Fields of Fire
is a historical novel by former Virginia Senator James Webb, who ran for president in the 2016 presidential election. Released in 1978, the book is loosely based on Webb’s experiences as a Marine during the Vietnam War. The book is widely regarded as one of the best fictional accounts of the war, The Washington Post
calling it one of the “great American war novels.”
The novel begins in 1969 and focuses on three main characters: Snake, Hodges, and Senator. The Vietnam War is in full swing and soldiers either enlist voluntarily or are drafted. Senator, a Harvard student from a well-to-do family, is drafted, unlike his friends who find various ways to dodge. Although he doesn’t know what he is in for in Vietnam, he faces the challenge head-on.
Unlike Senator, Snake enlists on his own. His upbringing has been considerably more difficult than Senator’s, growing up on the wrong side of town, going from job to job, and experimenting with drugs. He is also a good fighter. One day, after getting a tattoo that says, “Death Before Dishonor,” Snake walks into the recruitment office and enlists in the Marines. He shows promise at boot camp and other recruits look up to him.
Hodges enlists as well. His decision largely rests on the weight of his ancestors, who fought in wars in the past. His father had fought as well and died fighting the Germans in France before Hodges was born. Every Sunday, Hodges visits his grandmother and they talk about his father and the other brave ancestors who fought for their country. For Hodges, there doesn’t seem much of a choice. To go to war is in his blood.
Hodges is processed in Da Nang. One night, the camp is attacked. At first, Hodges is excited to finally be part of a battle, but his taste for war soon sours when a dismembered hand falls near him after a bomb explodes. Meanwhile, Snake is quickly thrust into bloody battle.

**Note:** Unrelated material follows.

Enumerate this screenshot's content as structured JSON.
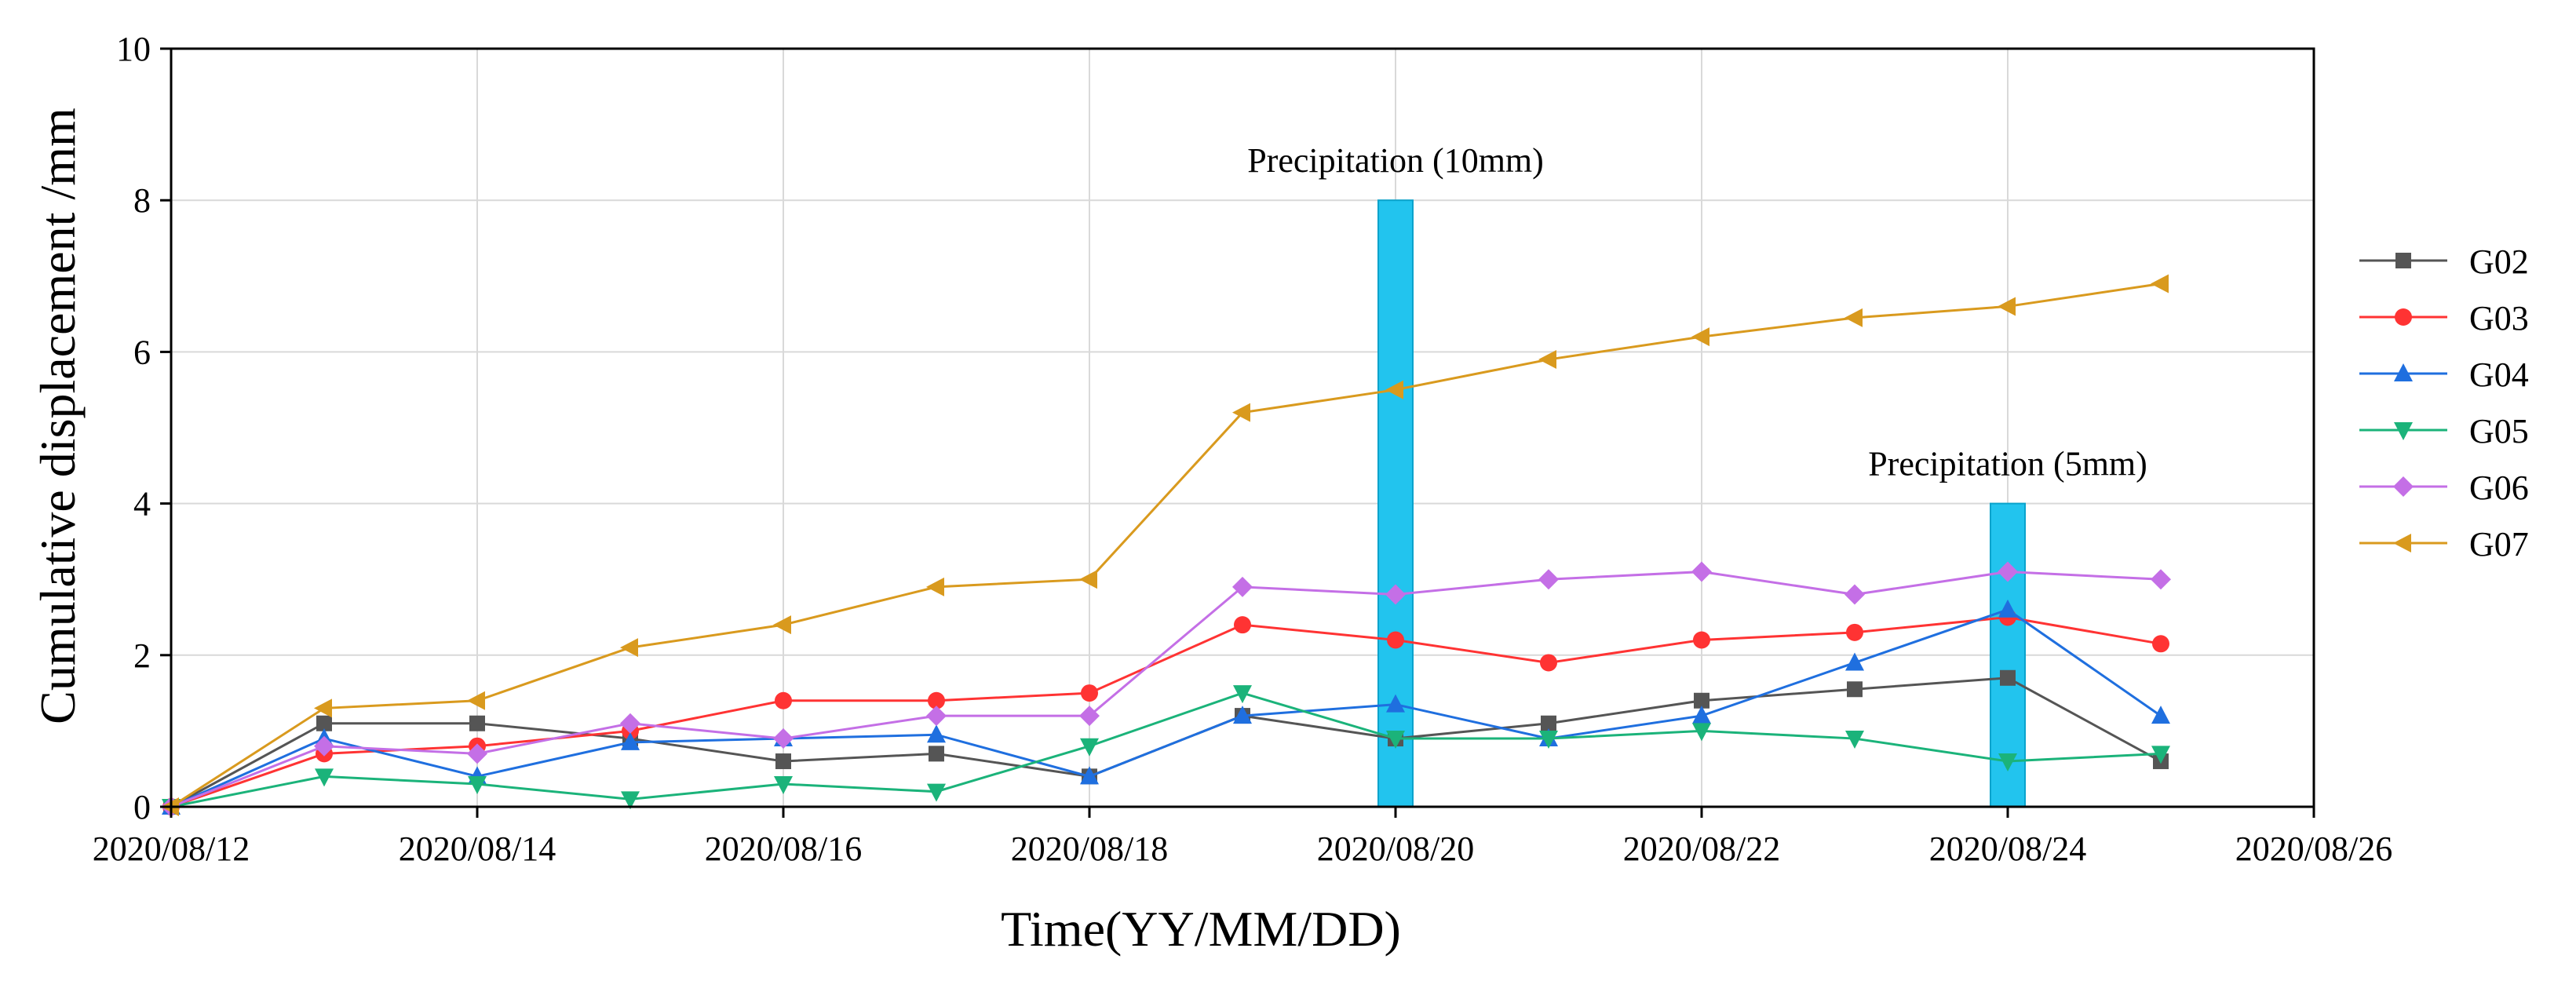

The three main characters’ stories intertwine throughout battles and their duties in the An Hoa Basin. Snake finds Hodges amusing. Senator is upset by the smells and horrors he faces in the jungle, and by the injustice done by some of his fellow Americans. This puts him at odds with Snake, who tells him that no one likes war but he should get over it and fight.

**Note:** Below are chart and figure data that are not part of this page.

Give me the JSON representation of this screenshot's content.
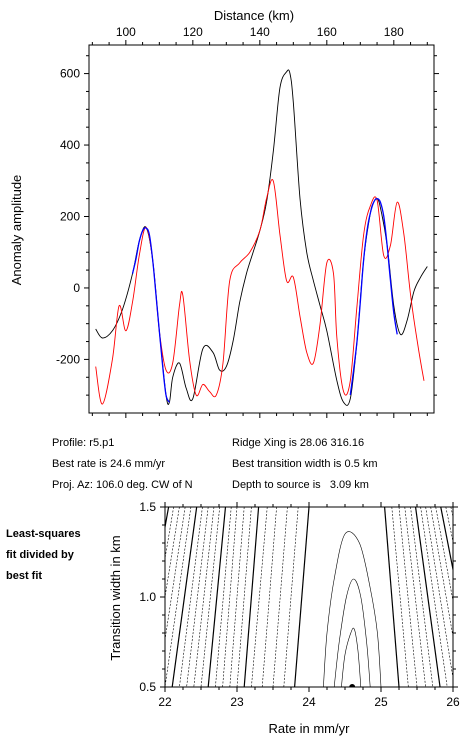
{
  "chart_data": [
    {
      "type": "line",
      "xlabel": "Distance (km)",
      "ylabel": "Anomaly amplitude",
      "xlim": [
        89,
        192
      ],
      "ylim": [
        -350,
        680
      ],
      "xticks": [
        100,
        120,
        140,
        160,
        180
      ],
      "yticks": [
        -200,
        0,
        200,
        400,
        600
      ],
      "x_axis_position": "top",
      "grid": false,
      "colors": {
        "observed": "#000000",
        "model": "#ff0000",
        "fit_window": "#0000ff"
      },
      "series": [
        {
          "x": [
            91,
            93,
            96,
            99,
            102,
            104,
            106,
            108,
            110,
            112,
            113,
            114,
            116,
            118,
            120,
            123,
            126,
            128,
            130,
            132,
            134,
            136,
            138,
            140,
            142,
            144,
            146,
            148,
            149,
            150,
            152,
            154,
            156,
            158,
            160,
            163,
            165,
            167,
            169,
            171,
            173,
            174,
            175,
            176,
            178,
            180,
            182,
            184,
            186,
            188,
            190
          ],
          "y": [
            -115,
            -140,
            -120,
            -60,
            40,
            130,
            170,
            80,
            -120,
            -300,
            -320,
            -250,
            -210,
            -280,
            -310,
            -170,
            -180,
            -230,
            -220,
            -150,
            -40,
            40,
            100,
            160,
            240,
            380,
            560,
            605,
            600,
            520,
            250,
            100,
            20,
            -50,
            -120,
            -260,
            -320,
            -310,
            -150,
            80,
            210,
            240,
            250,
            225,
            120,
            -50,
            -130,
            -90,
            -10,
            30,
            60
          ]
        },
        {
          "x": [
            91,
            93,
            96,
            98,
            100,
            102,
            104,
            106,
            108,
            110,
            112,
            114,
            116,
            117,
            119,
            121,
            123,
            125,
            127,
            129,
            131,
            134,
            137,
            140,
            142,
            144,
            146,
            148,
            150,
            152,
            154,
            156,
            158,
            160,
            162,
            163,
            165,
            167,
            169,
            171,
            173,
            175,
            177,
            179,
            181,
            183,
            185,
            187,
            189
          ],
          "y": [
            -220,
            -325,
            -200,
            -50,
            -120,
            -40,
            90,
            170,
            80,
            -120,
            -230,
            -210,
            -50,
            -20,
            -200,
            -300,
            -270,
            -290,
            -300,
            -210,
            20,
            70,
            100,
            160,
            250,
            300,
            150,
            20,
            30,
            -80,
            -180,
            -210,
            -100,
            70,
            40,
            -140,
            -290,
            -260,
            -50,
            150,
            230,
            245,
            90,
            120,
            240,
            150,
            -20,
            -150,
            -260
          ]
        },
        {
          "x": [
            102,
            103,
            104,
            105,
            106,
            107,
            108,
            109,
            110,
            111,
            112,
            113
          ],
          "y": [
            40,
            80,
            130,
            160,
            168,
            150,
            80,
            -20,
            -120,
            -220,
            -300,
            -320
          ]
        },
        {
          "x": [
            167,
            168,
            169,
            170,
            171,
            172,
            173,
            174,
            175,
            176,
            177,
            178,
            179,
            180,
            181
          ],
          "y": [
            -300,
            -230,
            -150,
            -40,
            80,
            160,
            210,
            240,
            250,
            240,
            200,
            120,
            20,
            -70,
            -130
          ]
        }
      ]
    },
    {
      "type": "contour",
      "xlabel": "Rate in mm/yr",
      "ylabel": "Transition width in km",
      "xlim": [
        22,
        26
      ],
      "ylim": [
        0.5,
        1.5
      ],
      "xticks": [
        22,
        23,
        24,
        25,
        26
      ],
      "yticks": [
        0.5,
        1.0,
        1.5
      ],
      "best_fit": {
        "rate": 24.6,
        "width": 0.5
      },
      "left_contours_top": [
        22.05,
        22.12,
        22.2,
        22.28,
        22.36,
        22.44,
        22.52,
        22.6,
        22.68,
        22.76,
        22.84,
        22.92,
        23.0,
        23.1,
        23.2,
        23.3,
        23.42,
        23.55,
        23.7,
        23.85,
        24.0
      ],
      "left_contours_bottom": [
        21.6,
        21.7,
        21.8,
        21.9,
        22.0,
        22.1,
        22.2,
        22.3,
        22.4,
        22.5,
        22.6,
        22.7,
        22.8,
        22.9,
        23.0,
        23.1,
        23.2,
        23.35,
        23.5,
        23.65,
        23.8
      ],
      "right_contours_top": [
        25.05,
        25.15,
        25.25,
        25.33,
        25.41,
        25.48,
        25.55,
        25.62,
        25.69,
        25.76,
        25.83,
        25.9,
        25.97
      ],
      "right_contours_bottom": [
        25.25,
        25.38,
        25.5,
        25.62,
        25.72,
        25.82,
        25.92,
        26.02,
        26.12,
        26.22,
        26.32,
        26.42,
        26.52
      ],
      "inner_contours": [
        {
          "x": [
            24.2,
            24.25,
            24.35,
            24.5,
            24.7,
            24.85,
            24.95,
            25.0
          ],
          "y": [
            0.5,
            0.8,
            1.1,
            1.35,
            1.3,
            1.05,
            0.8,
            0.5
          ]
        },
        {
          "x": [
            24.35,
            24.42,
            24.52,
            24.62,
            24.72,
            24.8,
            24.85
          ],
          "y": [
            0.5,
            0.75,
            1.0,
            1.1,
            1.0,
            0.75,
            0.5
          ]
        },
        {
          "x": [
            24.45,
            24.5,
            24.58,
            24.63,
            24.68,
            24.72
          ],
          "y": [
            0.5,
            0.68,
            0.8,
            0.82,
            0.7,
            0.5
          ]
        }
      ],
      "side_note": "Least-squares\nfit divided by\nbest fit"
    }
  ],
  "info": {
    "profile": "Profile: r5.p1",
    "best_rate": "Best rate is 24.6 mm/yr",
    "proj_az": "Proj. Az: 106.0 deg. CW of N",
    "ridge_xing": "Ridge Xing is 28.06 316.16",
    "transition": "Best transition width is 0.5 km",
    "depth": "Depth to source is   3.09 km"
  }
}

Meanwhile, all three, along with a colorful cast of supporting characters, must outwit the enemy in ruined villages, trenches, and steamy forest. Friends are hit or run into booby traps. They also must survive the elements, wading in high water with leeches and cutting through sharp elephant grass taller than them, which hides ambushers.
Hodges is injured and sent to Okinawa to recover. When he returns to Vietnam, he reunites with Snake who treats him like a brother. Meanwhile, Snake is coming up to the end of his enlistment term. With nothing at home worth returning to, he signs for an extension.
The soldiers face intense opposition in what they call the Arizona Valley, which they must again cross deep water to get to. Senator and his men are pinned down in a cemetery. Snake’s team goes to their rescue. When Snake finds Senator in a hole, he is in rough shape. Hodges and his men come to their aid, but by the time they arrive, the fighting has intensified. Snake pulls Senator over his shoulders and runs out of the hole, but he trips and is completely exposed. He is killed immediately by machine gun fire in front of Hodges’ eyes. Hodges is also killed. Senator loses a leg.
Senator’s homecoming is tough for him. The war and his new mechanical leg make him bitter. When his parents arrange a homecoming party, Senator gives a horrific speech that sends everyone out the door within minutes. He apologizes to his parents, but they don’t know how to accommodate him. He sits alone in his room in the dark doing nothing.
Since Webb was a Marine himself, the book’s style is a boots-on-the-ground account of soldier life in Vietnam. From this angle, Webb explores how the atrocities of battle affected the young men, drafted or otherwise, during and after the war. Although the themes of loyalty and bravery are prevalent throughout the novel, the book is decidedly anti-war. Instead, it is pro-human. The focus is on the people rather than the politics or strategy of the war.
The book also explores the question of whether or not the Vietnam War was worth it. The historical consensus from Americans seems to indicate that it was a waste of resources and men. However, the book asserts from the Asian perspective that had the United States not intervened, communism would have spread throughout the continent. Because the communist forces were forced to commit so many resources to the Vietnam War, the ideology did not engulf Asia. In that way, the sacrifices made by American soldiers were not in vain.